Overall, their responses showed a slightly higher probability of recommending a biopsy for patients with skin types IV–V (odds ratio [OR], 1.18; P = .054).

However, respondents were more than twice as likely to recommend a biopsy for benign neoplasms for patients with skin of color in comparison with those with lighter skin types (OR, 2.57; P < .0001). They were significantly less likely to recommend a biopsy for a malignant neoplasm for patients with skin of color (OR, 0.42; P < .0001).

In addition, the correct etiology was much more commonly missed in diagnosing patients with skin of color, even after adjusting for years in dermatology practice (OR, 0.569; P < .0001).

Conversely, respondents were significantly less likely to recommend a biopsy for benign neoplasms and were more likely to recommend a biopsy for malignant neoplasms among White patients. Etiology was more commonly correct.

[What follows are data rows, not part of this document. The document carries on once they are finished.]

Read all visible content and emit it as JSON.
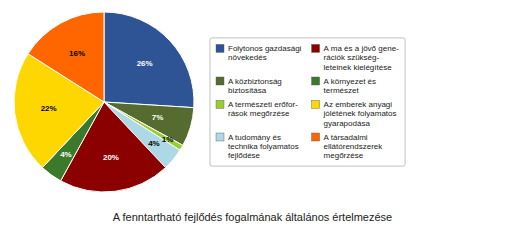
{
  "chart_data": {
    "type": "pie",
    "title": "A fenntartható fejlődés fogalmának általános értelmezése",
    "categories": [
      "Folytonos gazdasági\nnövekedés",
      "A közbiztonság\nbiztosítása",
      "A természeti erőfor-\nrások megőrzése",
      "A tudomány és\ntechnika folyamatos\nfejlődése",
      "A ma és a jövő gene-\nrációk szükség-\nleteinek kielégítése",
      "A környezet és\ntermészet",
      "Az emberek anyagi\njólétének folyamatos\ngyarapodása",
      "A társadalmi\nellátórendszerek\nmegőrzése"
    ],
    "values": [
      26,
      7,
      1,
      4,
      20,
      4,
      22,
      16
    ],
    "value_labels": [
      "26%",
      "7%",
      "1%",
      "4%",
      "20%",
      "4%",
      "22%",
      "16%"
    ],
    "colors": [
      "#2F5496",
      "#556B2F",
      "#9ACD32",
      "#ADD8E6",
      "#8B0000",
      "#3A7A2A",
      "#FFD700",
      "#FF6600"
    ],
    "data_labels": true,
    "legend": "right"
  }
}
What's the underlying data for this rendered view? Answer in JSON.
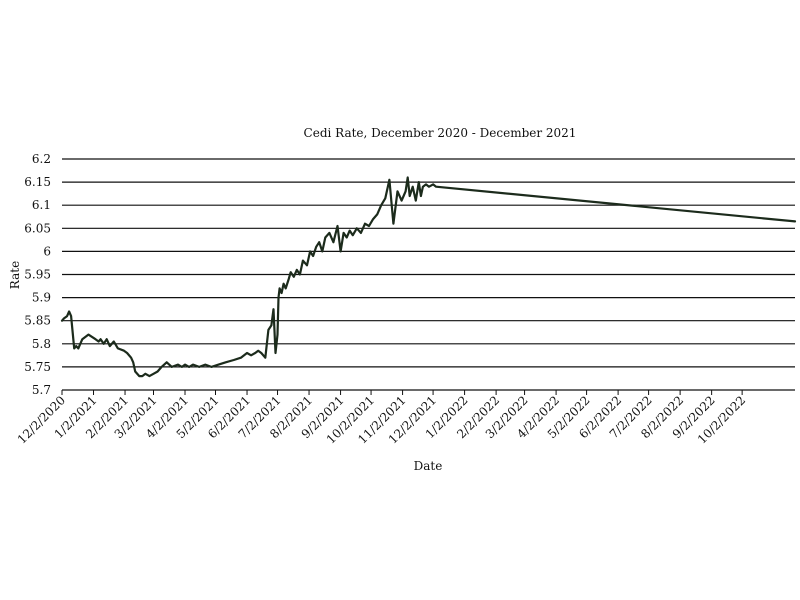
{
  "chart_data": {
    "type": "line",
    "title": "Cedi Rate, December 2020 - December 2021",
    "xlabel": "Date",
    "ylabel": "Rate",
    "ylim": [
      5.7,
      6.2
    ],
    "y_ticks": [
      "5.7",
      "5.75",
      "5.8",
      "5.85",
      "5.9",
      "5.95",
      "6",
      "6.05",
      "6.1",
      "6.15",
      "6.2"
    ],
    "x_tick_labels": [
      "12/2/2020",
      "1/2/2021",
      "2/2/2021",
      "3/2/2021",
      "4/2/2021",
      "5/2/2021",
      "6/2/2021",
      "7/2/2021",
      "8/2/2021",
      "9/2/2021",
      "10/2/2021",
      "11/2/2021",
      "12/2/2021",
      "1/2/2022",
      "2/2/2022",
      "3/2/2022",
      "4/2/2022",
      "5/2/2022",
      "6/2/2022",
      "7/2/2022",
      "8/2/2022",
      "9/2/2022",
      "10/2/2022"
    ],
    "xlim": [
      "12/2/2020",
      "11/23/2022"
    ],
    "grid": "horizontal",
    "line_color": "#1c2b1c",
    "series": [
      {
        "x": [
          "12/2/2020",
          "12/4/2020",
          "12/7/2020",
          "12/9/2020",
          "12/11/2020",
          "12/14/2020",
          "12/16/2020",
          "12/18/2020",
          "12/22/2020",
          "12/28/2020",
          "1/4/2021",
          "1/7/2021",
          "1/9/2021",
          "1/12/2021",
          "1/15/2021",
          "1/18/2021",
          "1/22/2021",
          "1/26/2021",
          "2/1/2021",
          "2/4/2021",
          "2/8/2021",
          "2/10/2021",
          "2/12/2021",
          "2/16/2021",
          "2/19/2021",
          "2/22/2021",
          "2/26/2021",
          "3/2/2021",
          "3/6/2021",
          "3/10/2021",
          "3/15/2021",
          "3/20/2021",
          "3/26/2021",
          "3/30/2021",
          "4/2/2021",
          "4/6/2021",
          "4/10/2021",
          "4/16/2021",
          "4/22/2021",
          "4/28/2021",
          "5/5/2021",
          "5/12/2021",
          "5/20/2021",
          "5/27/2021",
          "6/2/2021",
          "6/6/2021",
          "6/10/2021",
          "6/13/2021",
          "6/16/2021",
          "6/20/2021",
          "6/23/2021",
          "6/26/2021",
          "6/28/2021",
          "6/30/2021",
          "7/2/2021",
          "7/3/2021",
          "7/4/2021",
          "7/6/2021",
          "7/8/2021",
          "7/10/2021",
          "7/13/2021",
          "7/15/2021",
          "7/18/2021",
          "7/21/2021",
          "7/24/2021",
          "7/27/2021",
          "7/31/2021",
          "8/3/2021",
          "8/6/2021",
          "8/9/2021",
          "8/12/2021",
          "8/15/2021",
          "8/18/2021",
          "8/22/2021",
          "8/26/2021",
          "8/30/2021",
          "9/2/2021",
          "9/5/2021",
          "9/8/2021",
          "9/11/2021",
          "9/14/2021",
          "9/18/2021",
          "9/22/2021",
          "9/26/2021",
          "9/30/2021",
          "10/4/2021",
          "10/8/2021",
          "10/12/2021",
          "10/16/2021",
          "10/20/2021",
          "10/24/2021",
          "10/28/2021",
          "11/1/2021",
          "11/3/2021",
          "11/5/2021",
          "11/7/2021",
          "11/9/2021",
          "11/12/2021",
          "11/15/2021",
          "11/18/2021",
          "11/20/2021",
          "11/22/2021",
          "11/25/2021",
          "11/28/2021",
          "12/2/2021",
          "12/5/2021",
          "11/23/2022"
        ],
        "y": [
          5.85,
          5.855,
          5.86,
          5.87,
          5.86,
          5.79,
          5.795,
          5.79,
          5.81,
          5.82,
          5.81,
          5.805,
          5.81,
          5.8,
          5.81,
          5.795,
          5.805,
          5.79,
          5.785,
          5.78,
          5.77,
          5.76,
          5.74,
          5.73,
          5.73,
          5.735,
          5.73,
          5.735,
          5.74,
          5.75,
          5.76,
          5.75,
          5.755,
          5.75,
          5.755,
          5.75,
          5.755,
          5.75,
          5.755,
          5.75,
          5.755,
          5.76,
          5.765,
          5.77,
          5.78,
          5.775,
          5.78,
          5.785,
          5.78,
          5.77,
          5.83,
          5.84,
          5.875,
          5.78,
          5.82,
          5.9,
          5.92,
          5.91,
          5.93,
          5.92,
          5.94,
          5.955,
          5.945,
          5.96,
          5.95,
          5.98,
          5.97,
          6.0,
          5.99,
          6.01,
          6.02,
          6.0,
          6.03,
          6.04,
          6.02,
          6.055,
          6.0,
          6.04,
          6.03,
          6.045,
          6.035,
          6.05,
          6.04,
          6.06,
          6.055,
          6.07,
          6.08,
          6.1,
          6.115,
          6.155,
          6.06,
          6.13,
          6.11,
          6.12,
          6.13,
          6.16,
          6.12,
          6.14,
          6.11,
          6.15,
          6.12,
          6.14,
          6.145,
          6.14,
          6.145,
          6.14,
          6.065
        ]
      }
    ]
  }
}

The findings underscore that “for skin of color patients, you’re more likely to have a benign neoplasm biopsied, you’re less likely to have a malignant neoplasm biopsied, and more often, your etiology may be missed,” Krueger said at the meeting.

Of note, while 45% of respondents were dermatology residents or fellows, 20.4% had 1 to 5 years of experience, and about 28% had 10 to more than 25 years of experience.

And while 75% of the dermatology residents, fellows, and attendings were White, there was no difference in the probability of correctly identifying the underlying etiology in dark or light skin types based on the provider’s self-identified race.

Importantly, the patterns in the study of diagnostic discrepancies are reflected in broader dermatologic outcomes. The 5-year melanoma survival rate is 74.1% among Black patients and 92.9% among White patients. Krueger referred to data showing that only 52.6% of Black patients have stage I melanoma at diagnosis, whereas among White patients, the rate is much higher, at 75.9%.

“We know skin malignancy can be more aggressive and late-stage in skin of color populations, leading to increased morbidity and later stage at initial diagnosis,” Krueger told Medscape Medical News. “We routinely attribute this to limited access to care and lack of awareness on skin malignancy. However, we have no evidence on how we, as dermatologists, may be playing a role.”

Furthermore, the decision to perform biopsy or not can affect the size and stage at diagnosis of a cutaneous malignancy, she noted.

Key changes needed to prevent the disparities ― and their implications ― should start at the training level, she emphasized. “I would love to see increased photo representation in training materials ― this is a great place to start,” Krueger told Medscape.

In addition, “encouraging medical students, residents, and dermatologists to learn from skin of color experts is vital,” she said. “We should also provide hands-on experience and training with diverse patient populations.”

The first step to addressing biases “is to acknowledge they exist,” Krueger added. “I am hopeful this inspires others to continue to investigate these biases, as well as how we can eliminate them.”

The study was funded by the Rudin Resident Research Award. The authors have disclosed no relevant financial relationships.

Annual Meeting of the Skin of Color Society Scientific Symposium (SOCS) 2022: Oral abstract. Presented March 24, 2022.